Сет не скупится на похвалы приготовленным мной блюдам.
— Кто говорит, что люди не могут меняться? — игриво спрашивает он.
Никки по-прежнему возбуждена, и это мешает ей есть. Чтобы вызвать у нее интерес к еде, Сет прибегает к трюку.
— В конуру, собачка, — говорит он, отправляя макаронины одну за другой в рот.
Мы с Никки стонем от восхищения.
— Я хочу щенка, — сообщает ему Никки.
Она часто говорит мне об этом, но ее мольбы натыкаются на мое сопротивление. Я объясняю ей, что это выше моих сил. Мысль о том, что в доме опять будет беспорядок и запах мочи, особенно невыносима теперь, когда я все еще ликую.
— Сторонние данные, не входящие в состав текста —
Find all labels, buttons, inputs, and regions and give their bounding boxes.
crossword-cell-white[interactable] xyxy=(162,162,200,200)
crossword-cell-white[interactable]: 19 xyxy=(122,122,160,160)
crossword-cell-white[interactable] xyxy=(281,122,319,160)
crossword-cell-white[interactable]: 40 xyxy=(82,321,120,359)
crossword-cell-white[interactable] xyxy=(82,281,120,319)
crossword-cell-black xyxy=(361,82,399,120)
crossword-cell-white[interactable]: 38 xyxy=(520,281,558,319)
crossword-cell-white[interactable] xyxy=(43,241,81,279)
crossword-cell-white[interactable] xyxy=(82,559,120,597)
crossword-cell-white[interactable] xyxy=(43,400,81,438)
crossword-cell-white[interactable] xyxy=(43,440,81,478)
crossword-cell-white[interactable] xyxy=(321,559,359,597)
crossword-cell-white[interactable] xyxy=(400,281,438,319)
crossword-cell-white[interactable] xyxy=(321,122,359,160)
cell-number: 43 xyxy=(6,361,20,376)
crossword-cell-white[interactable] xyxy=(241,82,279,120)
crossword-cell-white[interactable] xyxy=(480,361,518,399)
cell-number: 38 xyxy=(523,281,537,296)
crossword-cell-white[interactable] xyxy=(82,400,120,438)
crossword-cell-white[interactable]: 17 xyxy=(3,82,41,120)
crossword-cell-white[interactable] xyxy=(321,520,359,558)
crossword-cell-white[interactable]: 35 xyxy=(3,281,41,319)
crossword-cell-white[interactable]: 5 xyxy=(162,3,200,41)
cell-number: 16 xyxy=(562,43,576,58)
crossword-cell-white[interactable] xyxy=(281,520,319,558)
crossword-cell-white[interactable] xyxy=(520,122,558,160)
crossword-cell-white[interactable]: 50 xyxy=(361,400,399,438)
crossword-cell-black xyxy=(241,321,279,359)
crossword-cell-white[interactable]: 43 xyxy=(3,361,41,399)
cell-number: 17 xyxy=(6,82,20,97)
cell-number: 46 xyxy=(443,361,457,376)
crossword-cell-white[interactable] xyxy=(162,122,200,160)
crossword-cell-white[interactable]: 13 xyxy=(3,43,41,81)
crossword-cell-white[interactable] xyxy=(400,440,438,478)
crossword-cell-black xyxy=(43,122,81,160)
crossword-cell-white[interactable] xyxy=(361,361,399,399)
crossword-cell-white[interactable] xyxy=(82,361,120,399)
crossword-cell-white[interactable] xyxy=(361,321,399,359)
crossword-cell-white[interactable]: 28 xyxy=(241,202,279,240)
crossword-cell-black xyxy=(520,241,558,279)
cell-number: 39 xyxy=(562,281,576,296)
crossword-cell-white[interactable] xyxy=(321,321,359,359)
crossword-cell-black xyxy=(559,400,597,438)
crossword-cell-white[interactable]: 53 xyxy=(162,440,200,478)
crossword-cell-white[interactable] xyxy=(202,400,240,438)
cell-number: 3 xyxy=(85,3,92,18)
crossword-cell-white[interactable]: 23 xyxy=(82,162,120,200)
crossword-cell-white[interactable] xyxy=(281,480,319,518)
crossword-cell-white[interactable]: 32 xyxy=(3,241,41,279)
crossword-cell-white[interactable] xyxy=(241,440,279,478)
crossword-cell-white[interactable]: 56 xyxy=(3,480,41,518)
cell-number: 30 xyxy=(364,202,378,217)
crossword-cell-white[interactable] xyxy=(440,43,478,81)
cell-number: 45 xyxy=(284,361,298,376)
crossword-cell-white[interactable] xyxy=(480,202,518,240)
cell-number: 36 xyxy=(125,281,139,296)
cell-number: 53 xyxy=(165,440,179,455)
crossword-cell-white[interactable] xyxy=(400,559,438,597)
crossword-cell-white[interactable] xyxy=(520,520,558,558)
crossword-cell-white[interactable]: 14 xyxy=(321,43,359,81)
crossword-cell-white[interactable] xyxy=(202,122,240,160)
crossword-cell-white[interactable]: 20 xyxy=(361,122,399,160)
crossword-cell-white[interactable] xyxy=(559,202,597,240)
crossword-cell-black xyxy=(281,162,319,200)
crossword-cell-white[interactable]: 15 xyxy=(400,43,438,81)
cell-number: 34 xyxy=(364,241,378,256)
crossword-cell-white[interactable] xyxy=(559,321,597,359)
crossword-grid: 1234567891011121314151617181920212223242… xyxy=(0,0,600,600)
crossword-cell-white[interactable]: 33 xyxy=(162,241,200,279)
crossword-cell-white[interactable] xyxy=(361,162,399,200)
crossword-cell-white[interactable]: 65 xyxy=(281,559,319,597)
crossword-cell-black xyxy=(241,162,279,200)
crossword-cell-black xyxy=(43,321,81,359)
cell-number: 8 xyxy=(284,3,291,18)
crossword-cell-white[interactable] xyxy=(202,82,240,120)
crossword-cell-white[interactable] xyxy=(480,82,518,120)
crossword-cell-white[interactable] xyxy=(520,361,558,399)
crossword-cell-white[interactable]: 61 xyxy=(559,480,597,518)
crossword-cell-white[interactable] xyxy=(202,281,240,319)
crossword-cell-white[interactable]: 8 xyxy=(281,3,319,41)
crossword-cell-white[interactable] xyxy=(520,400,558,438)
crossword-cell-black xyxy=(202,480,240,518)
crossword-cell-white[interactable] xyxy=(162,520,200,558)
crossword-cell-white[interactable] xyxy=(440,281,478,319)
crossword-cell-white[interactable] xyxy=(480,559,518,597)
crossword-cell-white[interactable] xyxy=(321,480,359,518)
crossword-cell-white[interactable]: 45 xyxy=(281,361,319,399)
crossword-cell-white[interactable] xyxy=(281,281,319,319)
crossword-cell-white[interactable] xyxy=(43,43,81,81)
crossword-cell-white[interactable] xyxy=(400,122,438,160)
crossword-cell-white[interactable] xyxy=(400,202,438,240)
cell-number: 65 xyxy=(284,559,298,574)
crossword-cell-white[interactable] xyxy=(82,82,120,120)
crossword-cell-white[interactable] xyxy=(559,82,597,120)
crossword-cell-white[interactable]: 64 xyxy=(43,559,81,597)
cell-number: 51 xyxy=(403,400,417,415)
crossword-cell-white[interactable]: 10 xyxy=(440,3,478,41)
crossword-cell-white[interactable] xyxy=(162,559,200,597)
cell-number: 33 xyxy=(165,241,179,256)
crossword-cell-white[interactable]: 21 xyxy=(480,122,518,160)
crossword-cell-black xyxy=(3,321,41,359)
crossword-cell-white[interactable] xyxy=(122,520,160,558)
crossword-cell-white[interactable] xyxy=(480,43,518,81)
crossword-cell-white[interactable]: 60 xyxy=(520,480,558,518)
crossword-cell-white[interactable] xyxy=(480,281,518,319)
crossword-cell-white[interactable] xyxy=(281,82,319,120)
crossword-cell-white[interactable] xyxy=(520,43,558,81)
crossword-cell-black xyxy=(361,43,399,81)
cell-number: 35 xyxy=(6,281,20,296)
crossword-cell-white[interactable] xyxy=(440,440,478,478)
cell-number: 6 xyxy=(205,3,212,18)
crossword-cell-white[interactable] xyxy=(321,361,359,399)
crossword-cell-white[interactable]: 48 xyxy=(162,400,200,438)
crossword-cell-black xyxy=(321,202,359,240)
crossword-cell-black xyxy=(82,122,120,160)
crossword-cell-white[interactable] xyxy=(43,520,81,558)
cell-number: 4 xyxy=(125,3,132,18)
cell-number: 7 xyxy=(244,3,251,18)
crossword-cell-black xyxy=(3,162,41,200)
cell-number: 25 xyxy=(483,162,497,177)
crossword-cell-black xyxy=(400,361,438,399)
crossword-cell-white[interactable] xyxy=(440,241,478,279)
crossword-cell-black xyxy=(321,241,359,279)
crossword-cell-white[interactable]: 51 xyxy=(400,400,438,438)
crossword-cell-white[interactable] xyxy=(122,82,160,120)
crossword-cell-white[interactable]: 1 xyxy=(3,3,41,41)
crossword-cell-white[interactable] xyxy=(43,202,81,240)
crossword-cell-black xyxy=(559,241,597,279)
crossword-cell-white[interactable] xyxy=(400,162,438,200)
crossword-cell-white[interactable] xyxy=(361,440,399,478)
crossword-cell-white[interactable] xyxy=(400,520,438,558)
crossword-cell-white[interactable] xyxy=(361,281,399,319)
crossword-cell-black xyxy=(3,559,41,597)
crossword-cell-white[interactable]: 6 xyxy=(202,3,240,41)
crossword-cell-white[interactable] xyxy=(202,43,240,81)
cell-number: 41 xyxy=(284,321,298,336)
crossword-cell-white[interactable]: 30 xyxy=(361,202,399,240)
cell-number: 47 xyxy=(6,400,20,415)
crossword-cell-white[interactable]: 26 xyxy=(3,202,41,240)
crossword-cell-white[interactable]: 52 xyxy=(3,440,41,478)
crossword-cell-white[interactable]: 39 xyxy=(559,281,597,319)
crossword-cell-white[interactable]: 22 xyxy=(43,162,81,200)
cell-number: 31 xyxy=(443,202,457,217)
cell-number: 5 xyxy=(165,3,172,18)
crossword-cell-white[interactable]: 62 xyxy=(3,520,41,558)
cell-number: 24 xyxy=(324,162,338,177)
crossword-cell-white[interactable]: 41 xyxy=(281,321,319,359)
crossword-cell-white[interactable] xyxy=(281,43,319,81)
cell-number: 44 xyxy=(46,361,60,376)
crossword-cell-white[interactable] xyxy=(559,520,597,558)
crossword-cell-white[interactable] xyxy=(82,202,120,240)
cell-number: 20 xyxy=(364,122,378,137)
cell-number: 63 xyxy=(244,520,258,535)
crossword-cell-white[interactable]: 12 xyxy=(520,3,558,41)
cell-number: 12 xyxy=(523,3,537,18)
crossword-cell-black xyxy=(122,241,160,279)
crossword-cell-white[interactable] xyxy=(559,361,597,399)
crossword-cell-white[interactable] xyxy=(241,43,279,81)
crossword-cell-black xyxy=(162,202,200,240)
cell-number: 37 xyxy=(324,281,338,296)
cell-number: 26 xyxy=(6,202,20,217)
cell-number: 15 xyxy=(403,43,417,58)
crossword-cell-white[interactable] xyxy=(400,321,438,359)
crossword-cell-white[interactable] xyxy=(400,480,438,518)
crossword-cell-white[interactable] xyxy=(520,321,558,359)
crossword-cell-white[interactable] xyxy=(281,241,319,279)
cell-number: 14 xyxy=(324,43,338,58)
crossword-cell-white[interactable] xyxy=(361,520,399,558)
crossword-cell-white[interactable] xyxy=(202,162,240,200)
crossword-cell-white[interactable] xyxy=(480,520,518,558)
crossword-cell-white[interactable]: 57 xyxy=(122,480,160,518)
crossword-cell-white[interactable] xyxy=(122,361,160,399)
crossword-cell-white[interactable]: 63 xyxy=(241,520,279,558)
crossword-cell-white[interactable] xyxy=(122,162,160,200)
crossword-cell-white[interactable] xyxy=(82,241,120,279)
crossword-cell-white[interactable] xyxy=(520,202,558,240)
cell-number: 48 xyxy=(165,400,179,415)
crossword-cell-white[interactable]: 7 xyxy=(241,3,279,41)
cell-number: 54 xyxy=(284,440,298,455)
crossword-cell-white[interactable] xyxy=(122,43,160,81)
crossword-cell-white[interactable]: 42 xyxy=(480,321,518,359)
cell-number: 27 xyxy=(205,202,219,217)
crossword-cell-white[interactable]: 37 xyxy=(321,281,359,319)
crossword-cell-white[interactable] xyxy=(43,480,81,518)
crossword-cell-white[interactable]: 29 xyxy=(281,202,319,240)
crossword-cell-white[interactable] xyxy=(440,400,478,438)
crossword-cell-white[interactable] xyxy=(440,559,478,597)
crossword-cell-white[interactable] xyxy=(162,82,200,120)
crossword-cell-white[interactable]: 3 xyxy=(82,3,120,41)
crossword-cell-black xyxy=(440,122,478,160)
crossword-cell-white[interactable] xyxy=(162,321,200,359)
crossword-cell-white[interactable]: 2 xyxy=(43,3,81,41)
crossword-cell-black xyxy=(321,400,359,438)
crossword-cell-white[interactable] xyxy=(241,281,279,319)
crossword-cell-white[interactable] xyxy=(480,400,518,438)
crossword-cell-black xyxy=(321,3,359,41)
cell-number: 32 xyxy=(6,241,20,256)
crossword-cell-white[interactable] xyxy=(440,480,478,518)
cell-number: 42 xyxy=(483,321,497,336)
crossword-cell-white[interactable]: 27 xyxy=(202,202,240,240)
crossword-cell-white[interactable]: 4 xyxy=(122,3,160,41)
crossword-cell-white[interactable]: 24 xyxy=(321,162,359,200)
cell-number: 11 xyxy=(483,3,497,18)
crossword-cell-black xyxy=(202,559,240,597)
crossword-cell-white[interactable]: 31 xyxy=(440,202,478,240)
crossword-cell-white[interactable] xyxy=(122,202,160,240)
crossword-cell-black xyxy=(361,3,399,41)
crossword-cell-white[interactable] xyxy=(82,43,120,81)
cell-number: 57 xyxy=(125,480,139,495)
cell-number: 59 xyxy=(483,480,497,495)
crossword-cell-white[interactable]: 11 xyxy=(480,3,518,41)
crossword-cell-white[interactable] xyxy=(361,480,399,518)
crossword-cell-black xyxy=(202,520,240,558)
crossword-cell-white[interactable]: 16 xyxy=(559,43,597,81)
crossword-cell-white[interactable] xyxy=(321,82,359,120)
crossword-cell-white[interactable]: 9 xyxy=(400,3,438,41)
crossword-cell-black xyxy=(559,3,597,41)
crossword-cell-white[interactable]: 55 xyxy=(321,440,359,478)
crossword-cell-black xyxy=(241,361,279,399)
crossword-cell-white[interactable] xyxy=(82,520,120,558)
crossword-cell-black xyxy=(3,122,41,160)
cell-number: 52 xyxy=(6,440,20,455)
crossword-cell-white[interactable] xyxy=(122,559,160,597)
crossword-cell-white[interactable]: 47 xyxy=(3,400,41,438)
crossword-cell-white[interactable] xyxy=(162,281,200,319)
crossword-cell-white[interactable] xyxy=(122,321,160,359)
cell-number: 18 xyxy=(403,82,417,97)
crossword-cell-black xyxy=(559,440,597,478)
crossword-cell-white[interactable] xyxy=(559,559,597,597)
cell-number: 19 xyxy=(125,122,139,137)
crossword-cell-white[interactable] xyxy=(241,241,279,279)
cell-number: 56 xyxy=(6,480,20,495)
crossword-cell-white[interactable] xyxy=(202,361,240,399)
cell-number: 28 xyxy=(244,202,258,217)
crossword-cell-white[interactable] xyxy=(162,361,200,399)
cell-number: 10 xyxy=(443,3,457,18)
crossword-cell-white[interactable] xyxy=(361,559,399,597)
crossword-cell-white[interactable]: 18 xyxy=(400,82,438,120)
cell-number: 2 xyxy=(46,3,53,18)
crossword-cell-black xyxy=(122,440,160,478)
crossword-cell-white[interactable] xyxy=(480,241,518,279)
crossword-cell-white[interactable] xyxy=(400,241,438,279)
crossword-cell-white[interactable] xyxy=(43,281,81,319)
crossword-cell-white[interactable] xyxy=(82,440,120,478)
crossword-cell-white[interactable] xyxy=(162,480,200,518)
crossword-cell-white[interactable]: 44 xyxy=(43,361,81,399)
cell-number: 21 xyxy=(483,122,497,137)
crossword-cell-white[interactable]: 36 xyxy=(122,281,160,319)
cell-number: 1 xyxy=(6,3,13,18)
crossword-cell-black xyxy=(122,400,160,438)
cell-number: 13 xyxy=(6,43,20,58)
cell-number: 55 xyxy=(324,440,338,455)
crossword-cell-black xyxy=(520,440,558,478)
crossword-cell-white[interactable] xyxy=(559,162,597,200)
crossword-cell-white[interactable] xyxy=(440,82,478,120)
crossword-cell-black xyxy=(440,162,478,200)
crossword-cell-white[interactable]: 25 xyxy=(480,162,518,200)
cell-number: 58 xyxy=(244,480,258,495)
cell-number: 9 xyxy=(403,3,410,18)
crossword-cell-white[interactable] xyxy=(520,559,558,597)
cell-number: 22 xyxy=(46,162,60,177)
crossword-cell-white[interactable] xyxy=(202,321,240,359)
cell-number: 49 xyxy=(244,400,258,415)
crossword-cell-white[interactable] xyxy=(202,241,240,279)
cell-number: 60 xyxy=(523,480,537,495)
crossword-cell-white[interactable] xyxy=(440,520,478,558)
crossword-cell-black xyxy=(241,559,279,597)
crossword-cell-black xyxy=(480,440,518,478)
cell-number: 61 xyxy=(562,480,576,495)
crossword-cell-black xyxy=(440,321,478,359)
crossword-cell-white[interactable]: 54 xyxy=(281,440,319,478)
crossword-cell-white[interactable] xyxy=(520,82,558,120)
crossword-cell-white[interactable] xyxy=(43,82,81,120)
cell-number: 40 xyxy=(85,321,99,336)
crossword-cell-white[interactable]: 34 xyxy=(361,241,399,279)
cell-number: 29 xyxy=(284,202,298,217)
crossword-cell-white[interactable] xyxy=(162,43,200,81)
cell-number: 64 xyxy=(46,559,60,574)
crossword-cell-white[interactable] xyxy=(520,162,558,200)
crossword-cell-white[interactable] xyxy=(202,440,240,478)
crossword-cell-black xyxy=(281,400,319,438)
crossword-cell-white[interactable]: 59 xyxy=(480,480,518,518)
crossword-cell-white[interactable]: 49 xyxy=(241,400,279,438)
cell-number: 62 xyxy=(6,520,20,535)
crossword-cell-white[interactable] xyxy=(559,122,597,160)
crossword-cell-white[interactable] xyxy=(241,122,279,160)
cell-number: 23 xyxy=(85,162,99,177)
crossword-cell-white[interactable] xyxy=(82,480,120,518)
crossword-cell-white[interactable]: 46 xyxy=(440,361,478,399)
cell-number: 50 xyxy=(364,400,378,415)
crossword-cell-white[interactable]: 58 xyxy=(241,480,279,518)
Радуюсь тому, что наконец-то избавилась от пеленок.
Сет рассказывает, как однажды вечером он вернулся домой, когда Исаак был еще совсем маленький, и застал Люси пытающейся научить их щенка испражняться в определенном месте. Она была снаружи дома, на гравийной дорожке, где они обычно прогуливали щенка, и испражнялась, сидя на корточках и задрав юбку. Щенок и Исаак, изумленные, наблюдали за этой сценой, прильнув носами к стеклу задней двери. Пойманная в столь компрометирующей позе, Люси еще некоторое время так и сидела на корточках, заливаясь смехом. Интимная, своеобразная сцена, безобидная в семейном кругу.
Никки находит эту историю невероятно забавной.
— Она сходила, как собачка! Мамочка, она сходила, как собачка…
Она слезает со стула с явным намерением разыграть эту сцену и никак не хочет возвращаться за стол, несмотря на все мои требования. Ее уже зациклило. После нескольких безуспешных попыток восстановить спокойствие я отвожу Никки в кабинет и включаю видеомагнитофон. Уж лучше зомби, чем бездумный попугай.
— Я должен был подумать об этом, — говорит Сет, когда я возвращаюсь на кухню.
— Хорошо, что сейчас зима. А то бы нам пришлось выйти на улицу, чтобы разыграть эту сцену.
Сет виновато смотрит на меня, в то время как я накладываю на его тарелку еще каннеллони.
— История — просто класс. Люси, как всегда, неподражаема в своей святой непосредственности.
— Именно так и говорят: Люси неподражаема. Она просто прелесть! — произносит он.
— А что говорит ее муж?
— О! — Он издает стон. — Неужели тебе хочется услышать от меня жалобы на Люси? Поверь мне, не всякая эксцентричность восхитительна. То есть я хочу сказать, что невозможно привыкнуть к совместной жизни с человеком, который всерьез озабочен тем, подходит ли столовый сервиз к обоям в комнате для завтраков. — Он обводит рукой вокруг себя. — Даже постоянно бодрое настроение, слова поддержки и утешения за двадцать лет приедаются и кажутся наигранными, неестественными. Возникает чувство, что тебе постоянно лгут. Однако по десятибалльной шкале доброты, если вспомнить, какие ничтожества нас часто окружают и сколько их, конечно, Люси окажется на самом верху. Девять и пять десятых с тенденцией в сторону увеличения.